Drop torchair (#4814)

aclgraph is stable and fast now. Let's drop torchair graph mode now. TODO: some logic to adapt torchair should be cleaned up as well. We'll do it in the following PR. - vLLM version: v0.12.0 - vLLM main: ad32e3e19c Signed-off-by: wangxiyuan <wangxiyuan1007@gmail.com> Co-authored-by: Mengqing Cao <cmq0113@163.com>
2025-12-10 09:20:40 +08:00
parent ba9cda9dfd
commit 835b4c8f1d
84 changed files with 77 additions and 16881 deletions
--- a/vllm_ascend/worker/model_runner_v1.py
+++ b/vllm_ascend/worker/model_runner_v1.py
@@ -143,7 +143,6 @@ from vllm_ascend.spec_decode import get_spec_decode_method
 from vllm_ascend.spec_decode.eagle_proposer import EagleProposer
 from vllm_ascend.spec_decode.interface import SpecDcodeType
 from vllm_ascend.spec_decode.mtp_proposer import MtpProposer
-from vllm_ascend.torchair.torchair_mtp_proposer import TorchairMtpProposer
 from vllm_ascend.utils import (ACL_FORMAT_FRACTAL_ND, ACL_FORMAT_FRACTAL_NZ,
                               AscendDeviceType, ProfileExecuteDuration,
                               enable_sp, get_ascend_device_type, is_enable_nz,
@@ -638,7 +637,6 @@ class NPUModelRunner(LoRAModelRunnerMixin, ECConnectorModelRunnerMixin):
        # Set up speculative decoding.
        self.spec_attn_mask = None
        self.drafter: Optional[Union[NgramProposer, EagleProposer, MtpProposer,
-                                     TorchairMtpProposer,
                                     SuffixDecodingProposer]] = None
        self.actual_seq_lengths_q: list[int] = []
        self.decode_token_per_req = 1
@@ -2917,8 +2915,7 @@ class NPUModelRunner(LoRAModelRunnerMixin, ECConnectorModelRunnerMixin):

        return attn_metadata

-    def _generate_dummy_run_hidden_states(self, with_prefill,
-                                          is_torchair_compile, input_ids,
+    def _generate_dummy_run_hidden_states(self, with_prefill, input_ids,
                                          positions, attn_metadata, num_tokens,
                                          intermediate_tensors, inputs_embeds):
        hidden_states = self.model(input_ids=input_ids,
@@ -2960,7 +2957,6 @@ class NPUModelRunner(LoRAModelRunnerMixin, ECConnectorModelRunnerMixin):
        self,
        num_tokens: int,
        with_prefill: bool = False,
-        is_torchair_compile: bool = False,
        aclgraph_runtime_mode: Optional[CUDAGraphMode] = None,
        force_attention: bool = False,
        uniform_decode: bool = False,
@@ -3136,9 +3132,8 @@ class NPUModelRunner(LoRAModelRunnerMixin, ECConnectorModelRunnerMixin):
                    model_instance=self.model,
                    weight_prefetch_method=self.weight_prefetch_method):
                hidden_states = self._generate_dummy_run_hidden_states(
-                    with_prefill, is_torchair_compile, input_ids, positions,
-                    attn_metadata, num_tokens_padded, intermediate_tensors,
-                    inputs_embeds)
+                    with_prefill, input_ids, positions, attn_metadata,
+                    num_tokens_padded, intermediate_tensors, inputs_embeds)
                dummy_compute_logits(hidden_states)

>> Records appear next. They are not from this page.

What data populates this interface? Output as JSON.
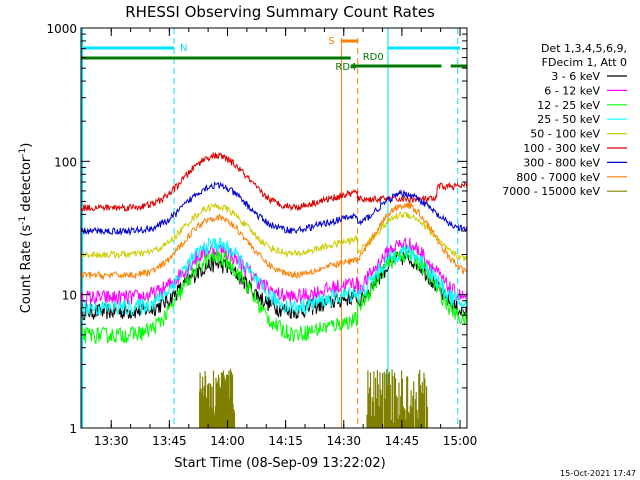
{
  "chart_data": {
    "type": "line",
    "title": "RHESSI Observing Summary Count Rates",
    "xlabel": "Start Time (08-Sep-09 13:22:02)",
    "ylabel": "Count Rate (s",
    "ylabel_sup1": "-1",
    "ylabel_mid": " detector",
    "ylabel_sup2": "-1",
    "ylabel_end": ")",
    "yscale": "log",
    "ylim": [
      1,
      1000
    ],
    "xlim_minutes": [
      13.37,
      15.03
    ],
    "x_tick_labels": [
      "13:30",
      "13:45",
      "14:00",
      "14:15",
      "14:30",
      "14:45",
      "15:00"
    ],
    "x_tick_values": [
      13.5,
      13.75,
      14.0,
      14.25,
      14.5,
      14.75,
      15.0
    ],
    "y_tick_labels": [
      "1",
      "10",
      "100",
      "1000"
    ],
    "y_tick_values": [
      1,
      10,
      100,
      1000
    ],
    "timestamp": "15-Oct-2021 17:47",
    "legend": {
      "header": [
        "Det 1,3,4,5,6,9,",
        "FDecim 1, Att 0"
      ],
      "entries": [
        {
          "label": "3 - 6 keV",
          "color": "#000000"
        },
        {
          "label": "6 - 12 keV",
          "color": "#ff00ff"
        },
        {
          "label": "12 - 25 keV",
          "color": "#00ff00"
        },
        {
          "label": "25 - 50 keV",
          "color": "#00ffff"
        },
        {
          "label": "50 - 100 keV",
          "color": "#cccc00"
        },
        {
          "label": "100 - 300 keV",
          "color": "#dd0000"
        },
        {
          "label": "300 - 800 keV",
          "color": "#0000cc"
        },
        {
          "label": "800 - 7000 keV",
          "color": "#ff7f00"
        },
        {
          "label": "7000 - 15000 keV",
          "color": "#808000"
        }
      ]
    },
    "series": [
      {
        "name": "3 - 6 keV",
        "color": "#000000",
        "base": 7.5,
        "peak1": 17,
        "peak2": 19,
        "after_drop": 7
      },
      {
        "name": "6 - 12 keV",
        "color": "#ff00ff",
        "base": 9.5,
        "peak1": 22,
        "peak2": 24,
        "after_drop": 9
      },
      {
        "name": "12 - 25 keV",
        "color": "#00ff00",
        "base": 5,
        "peak1": 19,
        "peak2": 20,
        "after_drop": 6
      },
      {
        "name": "25 - 50 keV",
        "color": "#00ffff",
        "base": 8,
        "peak1": 24,
        "peak2": 21,
        "after_drop": 8
      },
      {
        "name": "50 - 100 keV",
        "color": "#cccc00",
        "base": 20,
        "peak1": 46,
        "peak2": 40,
        "after_drop": 18
      },
      {
        "name": "100 - 300 keV",
        "color": "#dd0000",
        "base": 45,
        "peak1": 110,
        "peak2": 52,
        "after_drop": 52
      },
      {
        "name": "300 - 800 keV",
        "color": "#0000cc",
        "base": 30,
        "peak1": 66,
        "peak2": 57,
        "after_drop": 30
      },
      {
        "name": "800 - 7000 keV",
        "color": "#ff7f00",
        "base": 14,
        "peak1": 38,
        "peak2": 47,
        "after_drop": 14
      }
    ],
    "bursts_7000_15000": [
      {
        "start": 13.88,
        "end": 14.03
      },
      {
        "start": 14.6,
        "end": 14.86
      }
    ],
    "annotations": {
      "night_label": "N",
      "saa_label": "S",
      "rd0_label": "RD0",
      "rd4_label": "RD4",
      "night_intervals": [
        [
          13.37,
          13.77
        ],
        [
          14.69,
          15.0
        ]
      ],
      "saa_interval": [
        14.49,
        14.56
      ],
      "rd0_intervals": [
        [
          14.53,
          14.92
        ],
        [
          14.96,
          15.03
        ]
      ],
      "rd4_interval": [
        13.37,
        14.53
      ],
      "cyan_lines": [
        13.77,
        14.69,
        14.99
      ],
      "orange_lines": [
        14.49,
        14.56
      ]
    }
  }
}
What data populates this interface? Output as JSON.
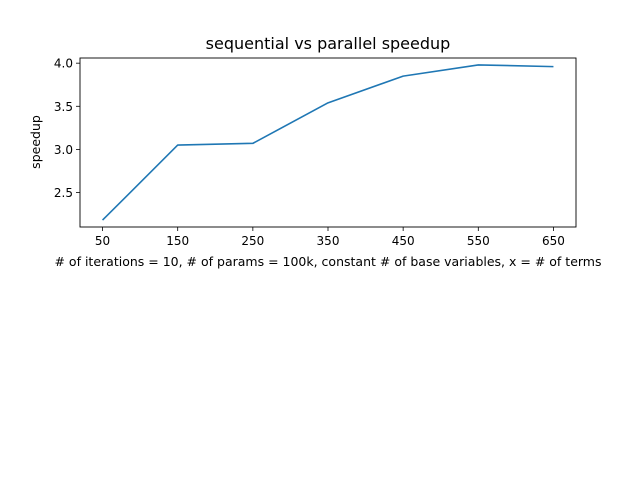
{
  "chart_data": {
    "type": "line",
    "title": "sequential vs parallel speedup",
    "xlabel": "# of iterations = 10, # of params = 100k, constant # of base variables, x = # of terms",
    "ylabel": "speedup",
    "x": [
      50,
      150,
      250,
      350,
      450,
      550,
      650
    ],
    "series": [
      {
        "values": [
          2.18,
          3.05,
          3.07,
          3.54,
          3.85,
          3.98,
          3.96
        ]
      }
    ],
    "xticks": [
      "50",
      "150",
      "250",
      "350",
      "450",
      "550",
      "650"
    ],
    "yticks": [
      "2.5",
      "3.0",
      "3.5",
      "4.0"
    ],
    "xlim": [
      20,
      680
    ],
    "ylim": [
      2.1,
      4.06
    ],
    "grid": false,
    "line_color": "#1f77b4"
  }
}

            if self.drafter:
@@ -4262,9 +4257,6 @@ class NPUModelRunner(LoRAModelRunnerMixin, ECConnectorModelRunnerMixin):

        return list(model.pooler.get_supported_tasks())

-    def _build_drafter_prepare_inputs_torchair_param(self):
-        return False
-
    def _update_tokens_for_pcp(self, tokens):
        num_reqs = self.input_batch.num_reqs
        self.num_pcp_pads = self.num_pcp_pads[:num_reqs]